Le silence régnait encore. Le cirque s'éveillait doucement. Pourtant, à quelques pas, un homme et un cheval s'activaient : Alain, levé depuis les cinq heures, entraînait Jupiter. La silhouette tassée de Mario surgit entre deux caravanes. Encore hébété par le sommeil, il pensa, dans sa langue :
« Voilà pourquoi j'entendais le galop d'un cheval ! Il est fou,
ce Castillon ! »

Il songea à l'interpeller, mais remarqua qu'Alain ne l'avait pas aperçu, trop captivé par le dressage. Intéressé, il s'adossa à un arbre, et l'observa.

Alain courait en cercles concentriques, et son cheval le suivait au trot, secouant sa longue crinière frisée. Soudain, le garçon accéléra le rythme, et serra davantage ses virages. L'étalon, se piquant au jeu, prit le galop.

Mario, tout saisi, balbutia :
« Il va se crever, Castillon ! »

Mais le jeune homme soutenait la course avec beaucoup de résistance. Il avait encore précipité la cadence, mais alternait ralentissements et accélérations. Le cheval, comme fou, s'adaptait aux caprices de son maître. Enfin, les cercles se rétrécirent de plus en plus, au point que le cheval dut exécuter un demi-tour sur ses postérieurs. À ce moment, Alain leva légèrement sa main vers le haut, et cria :
« Hop ! »

Il récompensa la monture, et l'amena à refaire cet exploit. Jugeant sans doute que l'animal avait suffisamment travaillé, il arrêta les exercices et vint trouver Mario. Celui-ci, toujours critique, s'exclama :
« Eh ! Qu'est-ce que c'est que circo !
- Je lui apprends à se cabrer, répliqua Alain. Jupiter est un très bon élève, sais-tu ?
- Tu vas mieux ? Dommage qué tu sois pas paru sur la photo !
- Oui, c'est dommage. »

Mario regarda l'étalon, comme on observerait un objet mystérieux.
« Dis-moi, Castillon. Como cheval peut-il saisir quand tu cries : "hop !"
- Il ne saisit pas, il associe. »

Sans en dire plus, Alain entraîna Jupiter  pour le brosser. Le foin dégageait une odeur douçâtre, qui lui rappelait quelques bons souvenirs. Il ne résista pas à l'envie de s'y allonger pour faire un petit somme. Épuisé par sa course, il se détendit rapidement. Jupiter, très sage, semblait veiller sur son sommeil. Alain entendait sa respiration puissante, sentait son effluve salé.

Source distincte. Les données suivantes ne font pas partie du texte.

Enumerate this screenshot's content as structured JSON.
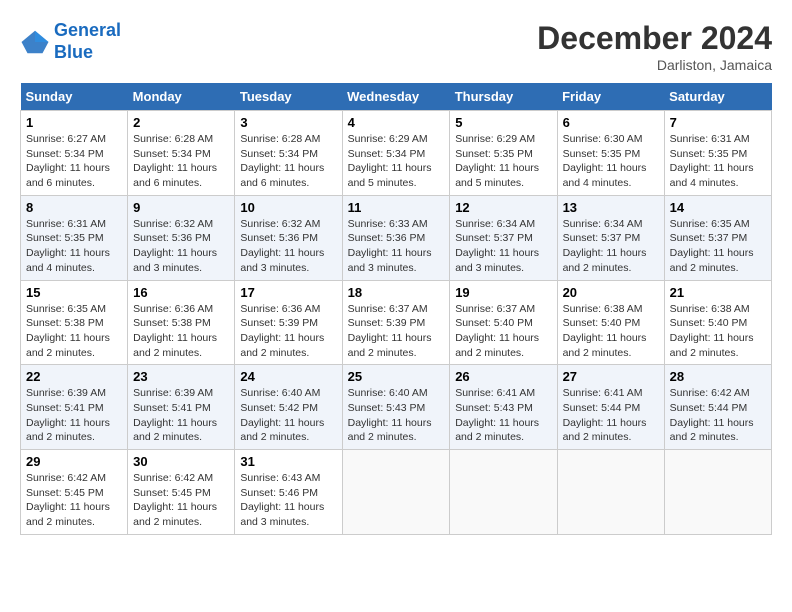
{
  "header": {
    "logo_line1": "General",
    "logo_line2": "Blue",
    "month": "December 2024",
    "location": "Darliston, Jamaica"
  },
  "weekdays": [
    "Sunday",
    "Monday",
    "Tuesday",
    "Wednesday",
    "Thursday",
    "Friday",
    "Saturday"
  ],
  "weeks": [
    [
      {
        "day": "1",
        "sunrise": "6:27 AM",
        "sunset": "5:34 PM",
        "daylight": "11 hours and 6 minutes."
      },
      {
        "day": "2",
        "sunrise": "6:28 AM",
        "sunset": "5:34 PM",
        "daylight": "11 hours and 6 minutes."
      },
      {
        "day": "3",
        "sunrise": "6:28 AM",
        "sunset": "5:34 PM",
        "daylight": "11 hours and 6 minutes."
      },
      {
        "day": "4",
        "sunrise": "6:29 AM",
        "sunset": "5:34 PM",
        "daylight": "11 hours and 5 minutes."
      },
      {
        "day": "5",
        "sunrise": "6:29 AM",
        "sunset": "5:35 PM",
        "daylight": "11 hours and 5 minutes."
      },
      {
        "day": "6",
        "sunrise": "6:30 AM",
        "sunset": "5:35 PM",
        "daylight": "11 hours and 4 minutes."
      },
      {
        "day": "7",
        "sunrise": "6:31 AM",
        "sunset": "5:35 PM",
        "daylight": "11 hours and 4 minutes."
      }
    ],
    [
      {
        "day": "8",
        "sunrise": "6:31 AM",
        "sunset": "5:35 PM",
        "daylight": "11 hours and 4 minutes."
      },
      {
        "day": "9",
        "sunrise": "6:32 AM",
        "sunset": "5:36 PM",
        "daylight": "11 hours and 3 minutes."
      },
      {
        "day": "10",
        "sunrise": "6:32 AM",
        "sunset": "5:36 PM",
        "daylight": "11 hours and 3 minutes."
      },
      {
        "day": "11",
        "sunrise": "6:33 AM",
        "sunset": "5:36 PM",
        "daylight": "11 hours and 3 minutes."
      },
      {
        "day": "12",
        "sunrise": "6:34 AM",
        "sunset": "5:37 PM",
        "daylight": "11 hours and 3 minutes."
      },
      {
        "day": "13",
        "sunrise": "6:34 AM",
        "sunset": "5:37 PM",
        "daylight": "11 hours and 2 minutes."
      },
      {
        "day": "14",
        "sunrise": "6:35 AM",
        "sunset": "5:37 PM",
        "daylight": "11 hours and 2 minutes."
      }
    ],
    [
      {
        "day": "15",
        "sunrise": "6:35 AM",
        "sunset": "5:38 PM",
        "daylight": "11 hours and 2 minutes."
      },
      {
        "day": "16",
        "sunrise": "6:36 AM",
        "sunset": "5:38 PM",
        "daylight": "11 hours and 2 minutes."
      },
      {
        "day": "17",
        "sunrise": "6:36 AM",
        "sunset": "5:39 PM",
        "daylight": "11 hours and 2 minutes."
      },
      {
        "day": "18",
        "sunrise": "6:37 AM",
        "sunset": "5:39 PM",
        "daylight": "11 hours and 2 minutes."
      },
      {
        "day": "19",
        "sunrise": "6:37 AM",
        "sunset": "5:40 PM",
        "daylight": "11 hours and 2 minutes."
      },
      {
        "day": "20",
        "sunrise": "6:38 AM",
        "sunset": "5:40 PM",
        "daylight": "11 hours and 2 minutes."
      },
      {
        "day": "21",
        "sunrise": "6:38 AM",
        "sunset": "5:40 PM",
        "daylight": "11 hours and 2 minutes."
      }
    ],
    [
      {
        "day": "22",
        "sunrise": "6:39 AM",
        "sunset": "5:41 PM",
        "daylight": "11 hours and 2 minutes."
      },
      {
        "day": "23",
        "sunrise": "6:39 AM",
        "sunset": "5:41 PM",
        "daylight": "11 hours and 2 minutes."
      },
      {
        "day": "24",
        "sunrise": "6:40 AM",
        "sunset": "5:42 PM",
        "daylight": "11 hours and 2 minutes."
      },
      {
        "day": "25",
        "sunrise": "6:40 AM",
        "sunset": "5:43 PM",
        "daylight": "11 hours and 2 minutes."
      },
      {
        "day": "26",
        "sunrise": "6:41 AM",
        "sunset": "5:43 PM",
        "daylight": "11 hours and 2 minutes."
      },
      {
        "day": "27",
        "sunrise": "6:41 AM",
        "sunset": "5:44 PM",
        "daylight": "11 hours and 2 minutes."
      },
      {
        "day": "28",
        "sunrise": "6:42 AM",
        "sunset": "5:44 PM",
        "daylight": "11 hours and 2 minutes."
      }
    ],
    [
      {
        "day": "29",
        "sunrise": "6:42 AM",
        "sunset": "5:45 PM",
        "daylight": "11 hours and 2 minutes."
      },
      {
        "day": "30",
        "sunrise": "6:42 AM",
        "sunset": "5:45 PM",
        "daylight": "11 hours and 2 minutes."
      },
      {
        "day": "31",
        "sunrise": "6:43 AM",
        "sunset": "5:46 PM",
        "daylight": "11 hours and 3 minutes."
      },
      null,
      null,
      null,
      null
    ]
  ],
  "labels": {
    "sunrise": "Sunrise:",
    "sunset": "Sunset:",
    "daylight": "Daylight:"
  }
}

Une boule chaude et molle rebondit soudain sur son ventre. Le garçon la rejeta d'un geste vif. Un bruit mat. Un miaulement déchirant. Il ouvrit les yeux, et aperçut un chaton. Au milieu de son pelage immaculé surgissait un petit museau tout rose et de grands yeux bleus, presque humains.
Le garçon rassura l'animal, le posa sur la croupe noire de Jupiter, et songea que cette paire ferait un beau spectacle, s'il parvenait à dresser le chat.
« Je me demande ce que je vais faire de toi », songea-t-il.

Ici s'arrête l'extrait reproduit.